# Xbox Live and Arris TM502G modem help



## santa1411

I have an arris cable modem from cox and i've been trying to get on xbox live for the past couple of days and i cant.I have already tried restarting the modem from the instructions cox and xbox.com give you, but they dont work. Automatic settings will not work either, and when i manually put in the settings from my computer(ip,mask,gate,dns,and other things) i cant get past the dns test. I always get past the ip test but not the dns test. Ive gotten past the dns test twice though but it fails at the MTU test. The few times i did get past the dns test also, after turning off my xbox and then back on, it would not get past it. So does anyone know of a way i can get this to work. Also I am using a direct connection to the modem. Our router died two weeks ago.


----------



## jeremyshomename

i have the same problem.. any help??


----------



## santa1411

I figured it out. You have to unplug both the power cord and the backup battery from the modem and then either unplug the cable cord from the modem or your wall. Make sure ur 360 is off with a disk not in it. Plug an ethernet cord from the modem to the back of your 360. Turn on your 360 and then wait 30 seconds then first plug in the cable cord and then the power and battery. When like the second light on the modem comes on press the reset button and then do the same thing one more time. After that go to your xbox and do the xxrblbxx thing on your memory setting and it should work. You have to do it on the device options menu in memory i think. After all that it should work.


----------



## unbrokenmirror

just keep trying


----------



## barak87

i have an arris tm602g/ct. i had to update 6 xbox 360s for a tournament. the only thing that would work is as follows:

turn on the xbox 360 and go to the network configuration. press the reset button on the moden and right when the LINK light goes solid, (and the telephone lights are still blinking) start the xbox live connection test on the xbox 360. it will fly through the ip and dns sections and take 5 to 10 seconds to finish up. if you wait until the modem finishes the telephone part to start the test, its too late. 

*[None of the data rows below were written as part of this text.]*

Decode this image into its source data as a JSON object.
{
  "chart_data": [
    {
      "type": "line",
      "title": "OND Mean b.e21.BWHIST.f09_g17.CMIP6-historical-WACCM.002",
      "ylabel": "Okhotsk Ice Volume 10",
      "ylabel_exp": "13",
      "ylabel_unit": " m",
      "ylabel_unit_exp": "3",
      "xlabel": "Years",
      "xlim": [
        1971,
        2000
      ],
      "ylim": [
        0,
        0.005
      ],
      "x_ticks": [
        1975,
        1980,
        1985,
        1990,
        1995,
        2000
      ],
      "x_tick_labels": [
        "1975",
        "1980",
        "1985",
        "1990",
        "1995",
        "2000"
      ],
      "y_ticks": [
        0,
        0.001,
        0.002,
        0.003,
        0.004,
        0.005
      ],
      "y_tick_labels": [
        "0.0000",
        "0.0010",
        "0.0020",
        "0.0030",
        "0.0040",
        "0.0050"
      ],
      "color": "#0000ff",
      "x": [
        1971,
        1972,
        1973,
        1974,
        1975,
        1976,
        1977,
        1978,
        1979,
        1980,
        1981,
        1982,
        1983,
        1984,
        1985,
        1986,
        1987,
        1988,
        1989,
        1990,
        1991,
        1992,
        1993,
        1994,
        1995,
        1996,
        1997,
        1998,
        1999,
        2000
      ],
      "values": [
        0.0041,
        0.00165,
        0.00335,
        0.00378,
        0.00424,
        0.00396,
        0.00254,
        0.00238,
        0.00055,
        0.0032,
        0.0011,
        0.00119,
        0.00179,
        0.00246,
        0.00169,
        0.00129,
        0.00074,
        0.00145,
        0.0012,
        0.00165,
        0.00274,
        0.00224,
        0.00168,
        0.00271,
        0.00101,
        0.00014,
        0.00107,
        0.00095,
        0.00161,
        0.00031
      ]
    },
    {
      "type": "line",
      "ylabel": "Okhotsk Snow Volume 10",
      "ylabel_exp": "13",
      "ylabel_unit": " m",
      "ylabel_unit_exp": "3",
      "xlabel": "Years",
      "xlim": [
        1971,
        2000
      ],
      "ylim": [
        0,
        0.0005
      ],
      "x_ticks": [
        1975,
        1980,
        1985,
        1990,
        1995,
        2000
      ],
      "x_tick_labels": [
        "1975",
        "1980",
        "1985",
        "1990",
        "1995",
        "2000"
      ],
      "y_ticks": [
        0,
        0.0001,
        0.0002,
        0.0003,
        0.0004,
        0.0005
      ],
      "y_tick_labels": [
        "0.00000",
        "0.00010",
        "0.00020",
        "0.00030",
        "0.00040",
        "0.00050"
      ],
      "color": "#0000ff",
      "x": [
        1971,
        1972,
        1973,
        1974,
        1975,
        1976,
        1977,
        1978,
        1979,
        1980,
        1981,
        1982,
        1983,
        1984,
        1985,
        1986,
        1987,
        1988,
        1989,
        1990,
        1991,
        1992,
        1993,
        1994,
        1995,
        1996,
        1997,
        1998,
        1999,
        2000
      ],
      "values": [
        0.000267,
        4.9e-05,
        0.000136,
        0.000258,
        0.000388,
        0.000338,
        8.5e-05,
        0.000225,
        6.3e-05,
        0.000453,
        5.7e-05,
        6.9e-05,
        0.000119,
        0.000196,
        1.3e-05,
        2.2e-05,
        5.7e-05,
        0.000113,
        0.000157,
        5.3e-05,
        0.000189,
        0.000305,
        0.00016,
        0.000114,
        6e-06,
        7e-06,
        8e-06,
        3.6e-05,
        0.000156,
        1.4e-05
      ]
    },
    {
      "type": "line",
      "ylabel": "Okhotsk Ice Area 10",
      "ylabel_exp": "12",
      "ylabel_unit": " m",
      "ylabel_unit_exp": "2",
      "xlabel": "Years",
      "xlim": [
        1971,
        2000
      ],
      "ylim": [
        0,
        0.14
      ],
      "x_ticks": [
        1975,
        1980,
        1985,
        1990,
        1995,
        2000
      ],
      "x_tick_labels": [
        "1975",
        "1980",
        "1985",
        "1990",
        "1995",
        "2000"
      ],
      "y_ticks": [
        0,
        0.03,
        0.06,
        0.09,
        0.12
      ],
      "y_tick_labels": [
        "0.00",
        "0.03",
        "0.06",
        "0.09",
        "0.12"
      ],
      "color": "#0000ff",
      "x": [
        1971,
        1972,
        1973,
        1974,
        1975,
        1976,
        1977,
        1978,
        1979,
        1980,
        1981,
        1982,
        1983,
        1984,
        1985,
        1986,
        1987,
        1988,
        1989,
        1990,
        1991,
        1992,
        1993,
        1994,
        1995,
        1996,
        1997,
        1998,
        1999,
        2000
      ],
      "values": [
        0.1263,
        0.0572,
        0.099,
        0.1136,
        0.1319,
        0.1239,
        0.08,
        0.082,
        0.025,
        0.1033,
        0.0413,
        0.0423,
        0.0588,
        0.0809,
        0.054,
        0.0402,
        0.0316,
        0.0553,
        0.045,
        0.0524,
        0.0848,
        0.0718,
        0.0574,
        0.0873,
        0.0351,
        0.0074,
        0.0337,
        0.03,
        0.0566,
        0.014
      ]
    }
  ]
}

it worked every time flawlessly. i had to redo it every time i plugged in another 360. but it would work completely fine after i did it the first time.

i have a whole string of complaints about comcast, but those are other stories for other times....


----------



## ksr100

Hi, reseting the modem i can connect my xbox. But when i connect xbox360 I can not connect my pc using a router.

Can you tell me what I should do?

Thank You


----------